Vor knapp 20 Jahren legte Norah Jones einen Senkrechtstart hin, eroberte weltweit die Charts, sammelte Grammys ein. Eine solche Sensation sind ihre Songs zwischen Folk, Jazz, Blues und Pop nun nicht mehr - aber immer noch brillant.



Norah Jones
Norah Jones: Weder Jazz noch Barmusik - sondern einfach gute Songs.   Foto: Diane Russo/Universal Music/dpa

Norah Jones spielt Klavier und singt ganz entspannt, Jeff Tweedy von der US-Folkrockband Wilco streichelt die Saiten seiner Gitarre, drumherum plaudern sympathische Menschen und trinken Wein. Ja, bei dieser Party wäre man gern dabei gewesen.

Das Video zur neuen Single «I'm Alive» liefert den Vorgeschmack auf ein perfekt ausgereiftes Album, das die neunfache Grammy-Gewinnerin Jones von ihrer besten Seite als Singer-Songwriterin präsentiert.

«Pick Me Up Off The Floor» ist das siebte Studiowerk der inzwischen 41 Jahre alten Musikerin auf dem renommierten Jazz-Label Blue Note. Jazz im klassischen Sinn von melodisch oder rhythmisch wagemutiger Improvisation kommt hier allerdings nur noch in Spurenelementen vor.

Und wenn man es genau nimmt: In die Jazz-Schublade passten die Songs von Norah Jones seit Beginn ihrer Karriere vor zwei Jahrzehnten ohnehin nie so richtig, ihre gepflegten Kompositionen hatten meist mehr mit Folk, Soul und Blues zu tun. Der allererste Versuch «Come Away With Me» sei ja sogar «eine Art Country-Song» gewesen, sagte sie kürzlich im Interview des «Forbes»-Magazins.

Ihren angejazzten Folk-Pop (um diese smarte Genre-Mixtur mal zu definieren) präsentiert die in Brooklyn geborene, in Texas aufgewachsene Tochter des indischen Sitar-Meisters Ravi Shankar auf dem neuen Album nun so anmutig wie selten zuvor. Meist sind wenige, produktionstechnisch wunderbar klar abgegrenzte Instrumente zu hören, gespielt selbstredend nur von Könnern wie Tweedy, John Patitucci (Bass) oder Brian Blade (Schlagzeug). Die elf Songs haben viel Raum zum Atmen, jede schöne Nuance kommt zur Geltung.

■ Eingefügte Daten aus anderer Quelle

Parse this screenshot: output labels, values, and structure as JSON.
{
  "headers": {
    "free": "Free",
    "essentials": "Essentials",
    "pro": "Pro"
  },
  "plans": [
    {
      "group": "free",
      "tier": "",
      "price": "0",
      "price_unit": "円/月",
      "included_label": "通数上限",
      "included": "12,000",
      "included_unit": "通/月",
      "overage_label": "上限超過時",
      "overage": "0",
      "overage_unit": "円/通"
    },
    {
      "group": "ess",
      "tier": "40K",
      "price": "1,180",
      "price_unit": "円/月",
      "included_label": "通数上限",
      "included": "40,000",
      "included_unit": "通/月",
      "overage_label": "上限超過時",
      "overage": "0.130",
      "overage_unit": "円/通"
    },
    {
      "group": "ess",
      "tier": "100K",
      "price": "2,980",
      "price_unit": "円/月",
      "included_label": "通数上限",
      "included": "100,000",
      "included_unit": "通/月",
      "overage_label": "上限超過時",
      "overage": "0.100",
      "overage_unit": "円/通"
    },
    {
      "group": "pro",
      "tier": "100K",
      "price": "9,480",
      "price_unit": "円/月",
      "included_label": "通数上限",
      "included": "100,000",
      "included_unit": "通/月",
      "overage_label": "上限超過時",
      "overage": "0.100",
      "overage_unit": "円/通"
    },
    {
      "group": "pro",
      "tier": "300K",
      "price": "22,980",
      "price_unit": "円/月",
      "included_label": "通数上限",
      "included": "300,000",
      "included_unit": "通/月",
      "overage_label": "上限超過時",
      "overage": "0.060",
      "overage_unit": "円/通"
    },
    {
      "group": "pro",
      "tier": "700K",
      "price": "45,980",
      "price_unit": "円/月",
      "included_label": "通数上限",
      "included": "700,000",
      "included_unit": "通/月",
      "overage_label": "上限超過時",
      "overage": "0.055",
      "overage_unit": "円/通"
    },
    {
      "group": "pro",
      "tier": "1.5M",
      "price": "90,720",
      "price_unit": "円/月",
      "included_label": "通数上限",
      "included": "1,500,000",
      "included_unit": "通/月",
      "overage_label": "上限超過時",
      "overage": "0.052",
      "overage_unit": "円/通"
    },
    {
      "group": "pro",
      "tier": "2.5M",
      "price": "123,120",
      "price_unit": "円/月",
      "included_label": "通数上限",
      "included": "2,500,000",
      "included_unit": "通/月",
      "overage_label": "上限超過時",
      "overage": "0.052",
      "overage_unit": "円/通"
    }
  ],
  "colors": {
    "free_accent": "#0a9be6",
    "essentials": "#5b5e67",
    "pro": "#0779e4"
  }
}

Und Jones singt mit ihrer warmen, immer leicht schläfrigen Altstimme so selbstbewusst und elegant wie selten zuvor - ohne mit den neuen Liedern auf irgendwelche Charts zu schielen, die sie 2002 im Sturm erobert hatte. Damals lieferten ihre Songs den Hintergrund-Soundtrack für schicke Bars und Kaffeehausketten, der Hype war gewaltig. Das Debütalbum von 2002 belegte Platz 1 in den USA und Großbritannien, es verkaufte sich mehr als 20 Millionen Mal. Auch «Feels Like Home» (2004) und «Not Too Late» (2007) führten die Hitparaden an.

Die Nachfolger bis einschließlich «Day Breaks» (2016) schlugen sich bei Käufern und Kritikern immer noch sehr respektabel, obwohl der Norah-Jones-Sound schon längst keine Sensation mehr war. Das gilt nun auch für «Pick Me Up...» mit souveränen, teilweise etwas düsteren Stücken wie «Flame Twin» und «Heartbroken, Day After» oder der tollen, reduzierten Ballade «Heaven Above» an der Seite ihres langjährigen Musikerfreundes Jeff Tweedy.

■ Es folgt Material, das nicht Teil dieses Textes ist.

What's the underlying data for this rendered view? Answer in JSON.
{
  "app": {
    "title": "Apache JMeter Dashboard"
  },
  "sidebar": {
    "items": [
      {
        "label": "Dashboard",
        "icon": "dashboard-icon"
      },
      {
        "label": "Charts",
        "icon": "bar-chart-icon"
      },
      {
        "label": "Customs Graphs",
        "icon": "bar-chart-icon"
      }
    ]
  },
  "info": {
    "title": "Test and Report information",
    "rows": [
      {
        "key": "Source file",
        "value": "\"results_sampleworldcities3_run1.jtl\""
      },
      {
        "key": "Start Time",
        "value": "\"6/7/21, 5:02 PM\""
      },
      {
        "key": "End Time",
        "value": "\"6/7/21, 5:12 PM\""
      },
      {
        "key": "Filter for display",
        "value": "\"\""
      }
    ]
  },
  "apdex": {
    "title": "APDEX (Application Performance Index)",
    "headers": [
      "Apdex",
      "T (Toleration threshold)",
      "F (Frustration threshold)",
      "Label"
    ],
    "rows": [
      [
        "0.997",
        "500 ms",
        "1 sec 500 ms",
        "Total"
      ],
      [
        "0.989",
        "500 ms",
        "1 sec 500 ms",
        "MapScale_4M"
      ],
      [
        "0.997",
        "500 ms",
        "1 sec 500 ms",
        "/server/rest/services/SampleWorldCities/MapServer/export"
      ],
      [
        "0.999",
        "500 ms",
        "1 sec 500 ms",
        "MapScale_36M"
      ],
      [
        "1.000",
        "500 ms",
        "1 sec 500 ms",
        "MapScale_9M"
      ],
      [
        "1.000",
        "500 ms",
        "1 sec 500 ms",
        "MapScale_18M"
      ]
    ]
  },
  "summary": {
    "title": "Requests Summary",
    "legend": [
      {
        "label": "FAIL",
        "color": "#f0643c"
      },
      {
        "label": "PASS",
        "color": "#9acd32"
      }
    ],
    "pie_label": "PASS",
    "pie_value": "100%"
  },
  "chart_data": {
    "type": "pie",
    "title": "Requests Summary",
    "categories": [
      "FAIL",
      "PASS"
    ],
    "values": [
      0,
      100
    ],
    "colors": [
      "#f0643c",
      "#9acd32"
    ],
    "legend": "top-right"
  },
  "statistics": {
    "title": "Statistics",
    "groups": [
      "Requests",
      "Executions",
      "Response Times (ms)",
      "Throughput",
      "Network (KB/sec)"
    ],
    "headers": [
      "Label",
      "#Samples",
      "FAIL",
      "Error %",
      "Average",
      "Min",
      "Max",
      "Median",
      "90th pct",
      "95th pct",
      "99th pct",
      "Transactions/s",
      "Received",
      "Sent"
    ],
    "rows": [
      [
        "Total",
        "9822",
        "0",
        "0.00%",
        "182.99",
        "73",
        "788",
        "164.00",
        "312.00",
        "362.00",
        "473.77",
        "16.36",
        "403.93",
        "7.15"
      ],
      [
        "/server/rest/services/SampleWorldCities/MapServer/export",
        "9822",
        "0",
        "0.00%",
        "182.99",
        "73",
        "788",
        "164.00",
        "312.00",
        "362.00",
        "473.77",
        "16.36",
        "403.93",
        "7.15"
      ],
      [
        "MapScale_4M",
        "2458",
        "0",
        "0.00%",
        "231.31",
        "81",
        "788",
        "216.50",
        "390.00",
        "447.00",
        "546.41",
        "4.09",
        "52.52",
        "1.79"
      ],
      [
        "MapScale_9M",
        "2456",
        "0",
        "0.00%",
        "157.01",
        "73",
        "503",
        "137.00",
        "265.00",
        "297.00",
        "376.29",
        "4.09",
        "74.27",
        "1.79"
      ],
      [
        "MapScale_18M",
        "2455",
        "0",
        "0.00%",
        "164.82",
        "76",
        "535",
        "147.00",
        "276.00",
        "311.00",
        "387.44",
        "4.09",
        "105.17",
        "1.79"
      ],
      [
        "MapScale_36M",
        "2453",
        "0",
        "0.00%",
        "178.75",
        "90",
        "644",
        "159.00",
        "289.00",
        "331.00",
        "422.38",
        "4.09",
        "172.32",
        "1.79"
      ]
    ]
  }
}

«Also ich denke, die Song-Reihenfolge auf diesem Album nimmt den Hörer ein bisschen mit auf eine Reise. Bin gespannt, ob die Leute da mitgehen», sagte die Sängerin im «Forbes»-Gespräch. «Wir sind doch alle mal traurig, wir müssen alle mal 'aufgesammelt' werden. Auf und ab - darum geht es.»

In einem anderen Interview deutete die sanfte Norah sogar einen (pessimistischen) Polit-Hintergrund ihrer aktuellen Musik an - in den USA hätten sich «viele Dinge in eine schlechte Richtung entwickelt», ihr Land sei «verpfuscht» worden.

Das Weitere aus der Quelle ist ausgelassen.